The model itself is almost certainly quite sound. Its predictions were wrong because they were based on inaccurate inputs which were exponentially amplified. With simple arguments and a few lines of code (to run an SIR model) and Excel, along with data available to the modellers, it’s easy to see how badly wrong predictions can come from relatively small inaccuracies in assumptions. You don’t need ~16,000 lines of C++ to test its major predictions.
The implications of actual Swedish data, interpreted via a simple SIR model, are that the outbreak had an initial R0 of ~1.4 and an IFR of ~0.1%-0.2%. R0 seems now to have fallen further. With such relatively low values, the initial decision followed by the continued soft lockdown seems to have been a sound strategy.

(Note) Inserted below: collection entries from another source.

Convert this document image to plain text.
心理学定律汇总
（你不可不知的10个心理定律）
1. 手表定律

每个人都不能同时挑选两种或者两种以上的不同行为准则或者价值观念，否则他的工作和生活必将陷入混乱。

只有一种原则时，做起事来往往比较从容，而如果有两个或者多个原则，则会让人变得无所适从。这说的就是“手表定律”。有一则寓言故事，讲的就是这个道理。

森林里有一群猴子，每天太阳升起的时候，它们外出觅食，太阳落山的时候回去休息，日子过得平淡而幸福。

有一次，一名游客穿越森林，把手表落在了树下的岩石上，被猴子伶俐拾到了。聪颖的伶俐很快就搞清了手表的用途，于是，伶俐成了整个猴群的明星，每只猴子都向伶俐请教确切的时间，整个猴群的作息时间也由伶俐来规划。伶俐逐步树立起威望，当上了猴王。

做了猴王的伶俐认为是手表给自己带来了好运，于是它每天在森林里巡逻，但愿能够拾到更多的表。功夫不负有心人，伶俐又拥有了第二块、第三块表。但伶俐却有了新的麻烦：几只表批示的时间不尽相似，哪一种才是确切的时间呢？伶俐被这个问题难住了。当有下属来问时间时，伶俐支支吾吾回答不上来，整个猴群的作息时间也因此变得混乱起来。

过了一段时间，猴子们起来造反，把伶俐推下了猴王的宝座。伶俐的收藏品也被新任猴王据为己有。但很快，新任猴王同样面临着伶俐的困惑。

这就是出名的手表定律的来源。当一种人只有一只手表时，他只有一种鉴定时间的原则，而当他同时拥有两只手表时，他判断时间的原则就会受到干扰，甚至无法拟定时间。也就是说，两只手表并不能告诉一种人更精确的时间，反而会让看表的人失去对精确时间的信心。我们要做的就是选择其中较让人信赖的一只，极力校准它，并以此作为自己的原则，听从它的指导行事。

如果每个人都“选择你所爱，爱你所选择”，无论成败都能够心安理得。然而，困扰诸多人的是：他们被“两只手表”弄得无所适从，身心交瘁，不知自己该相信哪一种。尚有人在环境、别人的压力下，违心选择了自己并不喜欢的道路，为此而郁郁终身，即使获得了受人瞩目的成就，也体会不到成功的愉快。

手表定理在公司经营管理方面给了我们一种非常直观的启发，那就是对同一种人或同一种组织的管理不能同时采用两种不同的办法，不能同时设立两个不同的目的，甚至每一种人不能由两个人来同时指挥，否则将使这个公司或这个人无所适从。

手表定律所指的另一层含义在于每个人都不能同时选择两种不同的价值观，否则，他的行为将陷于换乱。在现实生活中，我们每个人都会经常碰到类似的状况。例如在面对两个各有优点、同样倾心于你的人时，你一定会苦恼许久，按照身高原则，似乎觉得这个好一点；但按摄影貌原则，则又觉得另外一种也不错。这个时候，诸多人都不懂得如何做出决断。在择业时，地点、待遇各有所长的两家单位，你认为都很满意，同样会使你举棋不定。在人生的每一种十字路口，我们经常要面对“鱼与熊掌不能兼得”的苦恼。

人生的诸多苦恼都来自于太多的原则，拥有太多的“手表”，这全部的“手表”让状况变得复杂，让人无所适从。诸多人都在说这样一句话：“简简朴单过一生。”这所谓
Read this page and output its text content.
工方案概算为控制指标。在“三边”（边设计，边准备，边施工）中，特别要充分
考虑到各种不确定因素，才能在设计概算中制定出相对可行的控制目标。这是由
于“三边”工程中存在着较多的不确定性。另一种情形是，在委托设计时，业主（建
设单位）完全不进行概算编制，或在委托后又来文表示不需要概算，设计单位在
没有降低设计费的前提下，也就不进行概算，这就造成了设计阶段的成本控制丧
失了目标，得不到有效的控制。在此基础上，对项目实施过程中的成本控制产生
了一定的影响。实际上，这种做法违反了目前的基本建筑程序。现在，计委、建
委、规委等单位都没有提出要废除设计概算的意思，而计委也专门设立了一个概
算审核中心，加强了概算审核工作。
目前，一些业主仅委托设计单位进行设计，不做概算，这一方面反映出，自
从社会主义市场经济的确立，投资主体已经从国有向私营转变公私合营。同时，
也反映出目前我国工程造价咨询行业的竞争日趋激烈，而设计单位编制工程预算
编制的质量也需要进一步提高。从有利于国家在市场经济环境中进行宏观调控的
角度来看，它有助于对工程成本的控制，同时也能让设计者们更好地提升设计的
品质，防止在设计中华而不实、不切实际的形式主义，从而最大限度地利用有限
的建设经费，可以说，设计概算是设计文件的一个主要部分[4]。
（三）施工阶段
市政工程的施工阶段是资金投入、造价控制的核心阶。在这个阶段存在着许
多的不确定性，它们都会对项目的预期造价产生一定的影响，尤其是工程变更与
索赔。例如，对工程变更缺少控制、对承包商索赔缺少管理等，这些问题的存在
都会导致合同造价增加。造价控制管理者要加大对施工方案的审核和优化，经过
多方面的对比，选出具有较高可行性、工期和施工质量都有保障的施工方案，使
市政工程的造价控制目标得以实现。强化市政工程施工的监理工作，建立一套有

I should emphasise that, while the too short doubling period caused the model to overestimate the rate of increase of infections (and everything that followed from that), if the IFR was ~1% (as many people thought it was, and some still do) the mortality rate even with the longer doubling period would have been much higher than it has been, possibly too high to be politically acceptable. The Swedish government’s advisers seem somehow to have judged at least 6 weeks ago that the IFR would be significantly less than 1% and politicians were convinced enough to go along with that judgement. Faced with national and international pressure to change to a hard lockdown, sticking to that position took considerable moral and intellectual courage.